Dienstag, 29. Januar 2013

Das Paradies auf Erden....


Madeira, 29.01.13




Habt ihr schon mal Tomate und Schinken in der Hosentasche gehabt? Nein? Dann müsst ihr einfach gierig sein und im Hotel das Frühstücksbrötchen versuchen rauszuschmuggeln. Zu meiner Verteidigung: Ich war´s nicht !














Heute gings in Inselinnere. Hoch in die Berge. Wir haben eine kleine Wanderung auf den Pico Fanal (1225m) gemacht. Wahnsinn hoch über den Wolken zu stehen. Die Gegend war gesäumt von Lorbeerbäumen. Sehr idyllisch.




Pico Fanal


Durch unendliche Weiten ging es weiter Richtung Norden. Und heute war da wirklich sehr schönes Wetter. Nicht wie letztes Mal. Deswegen haben wir uns entschieden noch einen Teil von São Vicente Richtung Santana zu fahren.

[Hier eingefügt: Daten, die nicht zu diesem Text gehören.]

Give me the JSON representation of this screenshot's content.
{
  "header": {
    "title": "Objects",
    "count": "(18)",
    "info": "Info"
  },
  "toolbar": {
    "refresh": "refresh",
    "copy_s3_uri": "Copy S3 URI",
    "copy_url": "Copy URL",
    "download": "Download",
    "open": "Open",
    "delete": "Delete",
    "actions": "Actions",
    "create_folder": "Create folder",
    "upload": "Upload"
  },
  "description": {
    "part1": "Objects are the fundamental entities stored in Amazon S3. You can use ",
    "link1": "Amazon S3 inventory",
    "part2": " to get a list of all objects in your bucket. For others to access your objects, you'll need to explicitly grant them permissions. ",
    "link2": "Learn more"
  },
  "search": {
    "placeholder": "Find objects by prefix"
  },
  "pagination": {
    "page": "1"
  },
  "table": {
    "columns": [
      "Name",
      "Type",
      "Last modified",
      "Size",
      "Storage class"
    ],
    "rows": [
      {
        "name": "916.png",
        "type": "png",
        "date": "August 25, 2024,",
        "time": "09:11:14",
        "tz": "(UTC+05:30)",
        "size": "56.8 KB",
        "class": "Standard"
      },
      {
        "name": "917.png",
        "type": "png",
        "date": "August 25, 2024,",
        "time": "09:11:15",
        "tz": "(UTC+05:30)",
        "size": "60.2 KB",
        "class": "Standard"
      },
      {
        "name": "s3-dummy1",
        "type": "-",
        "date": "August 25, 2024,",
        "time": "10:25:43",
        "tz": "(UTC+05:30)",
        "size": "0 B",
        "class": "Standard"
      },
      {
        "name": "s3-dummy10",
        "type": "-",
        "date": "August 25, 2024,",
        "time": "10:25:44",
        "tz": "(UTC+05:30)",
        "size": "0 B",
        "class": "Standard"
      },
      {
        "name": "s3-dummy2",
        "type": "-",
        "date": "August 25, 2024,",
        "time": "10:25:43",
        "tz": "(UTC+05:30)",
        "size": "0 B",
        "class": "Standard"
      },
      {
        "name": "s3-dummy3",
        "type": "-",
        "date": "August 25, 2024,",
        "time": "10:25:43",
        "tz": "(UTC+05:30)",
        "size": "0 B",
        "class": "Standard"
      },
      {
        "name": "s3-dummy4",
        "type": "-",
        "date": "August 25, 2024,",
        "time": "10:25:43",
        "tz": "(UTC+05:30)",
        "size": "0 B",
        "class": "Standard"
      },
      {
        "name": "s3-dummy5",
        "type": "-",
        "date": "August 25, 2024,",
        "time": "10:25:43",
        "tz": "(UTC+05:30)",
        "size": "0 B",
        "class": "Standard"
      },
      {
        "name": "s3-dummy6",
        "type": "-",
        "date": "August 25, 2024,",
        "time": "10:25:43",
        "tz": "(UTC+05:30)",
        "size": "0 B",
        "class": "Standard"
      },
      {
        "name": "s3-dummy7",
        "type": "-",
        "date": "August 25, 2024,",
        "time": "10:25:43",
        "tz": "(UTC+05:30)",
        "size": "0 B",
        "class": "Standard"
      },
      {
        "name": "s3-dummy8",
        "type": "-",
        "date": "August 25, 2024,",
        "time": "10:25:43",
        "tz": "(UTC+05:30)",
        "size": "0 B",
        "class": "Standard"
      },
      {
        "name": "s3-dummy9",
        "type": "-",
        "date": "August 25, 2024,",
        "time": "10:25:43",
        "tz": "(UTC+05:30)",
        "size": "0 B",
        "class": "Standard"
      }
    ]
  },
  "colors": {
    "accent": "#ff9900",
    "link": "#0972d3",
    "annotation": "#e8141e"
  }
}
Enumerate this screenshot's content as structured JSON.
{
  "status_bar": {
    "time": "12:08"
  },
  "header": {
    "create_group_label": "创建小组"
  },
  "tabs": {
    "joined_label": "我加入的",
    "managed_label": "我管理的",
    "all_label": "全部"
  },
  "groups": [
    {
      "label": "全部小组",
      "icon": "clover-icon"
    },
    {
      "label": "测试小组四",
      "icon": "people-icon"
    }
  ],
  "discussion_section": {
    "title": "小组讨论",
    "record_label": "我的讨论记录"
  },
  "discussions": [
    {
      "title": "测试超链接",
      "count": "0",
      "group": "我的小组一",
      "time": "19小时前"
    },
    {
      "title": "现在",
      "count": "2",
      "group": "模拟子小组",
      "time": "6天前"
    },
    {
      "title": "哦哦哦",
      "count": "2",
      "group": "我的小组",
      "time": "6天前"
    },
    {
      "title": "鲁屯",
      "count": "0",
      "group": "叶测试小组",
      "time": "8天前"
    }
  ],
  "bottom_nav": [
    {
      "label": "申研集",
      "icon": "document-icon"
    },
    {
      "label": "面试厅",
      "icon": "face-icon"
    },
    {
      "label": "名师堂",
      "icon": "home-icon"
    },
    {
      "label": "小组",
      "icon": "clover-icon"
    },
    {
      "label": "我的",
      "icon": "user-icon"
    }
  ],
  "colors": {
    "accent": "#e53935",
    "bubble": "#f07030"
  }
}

Die Brandung toste an der Küste entlang. Überall fanden sich Surfer, die sich in die Wellen stürzten. Und andere wollten sich auch in die Wellen stürzen. Die Wassertemperatur hört sich ja mit 18 Grad sehr hoch an, aber es reicht die kleine Zehe rein zu stecken und es friert einen. Ich bin mal schön am Strand sitzen geblieben. Wir waren in einer abgelegene Bucht, die nur über einen Fuß weg, 500m bergab, erreichbar war. Niemand war da. Himmlische Ruhe und tosende Wellen des Atlantiks. 

unsere einsame Bucht





















Auf dem Rückweg sind wir ständig an Bäumen, die mit Früchten behangen waren, vorbei gekommen. Anstatt sich auf die Straße zu konzentrieren, hatte „Tarzan“ wie in Hypnose die Obstbäume im Visier. So kam es, dass wir ständig anhalten mussten. Es wurden riskante Abhänge hinab gestiegen und Mauern hochgeklettert. Ich habe schon darauf gewartet, bis die Sache mit dem Spital in Funchal wahr wird. Jetzt haben wir alles voll mit Bananen, Avocados, Orangen, Zitronen, Ananasbananen und Cherimoya. Und bloß gut niemand abgestürzt.




unsere Ernte




Heute Abend gabs von unserer Hausköchin zubereitet: lecker fangfrischen Fisch aus dem Meer, den typischen Honigkuchen (wo gar kein Honig drin ist sondern Rohrzuckersirup) von Madeira und selbstgemachte Zitronenlimonade. Irgendwie muss das viele Zeug ja weg.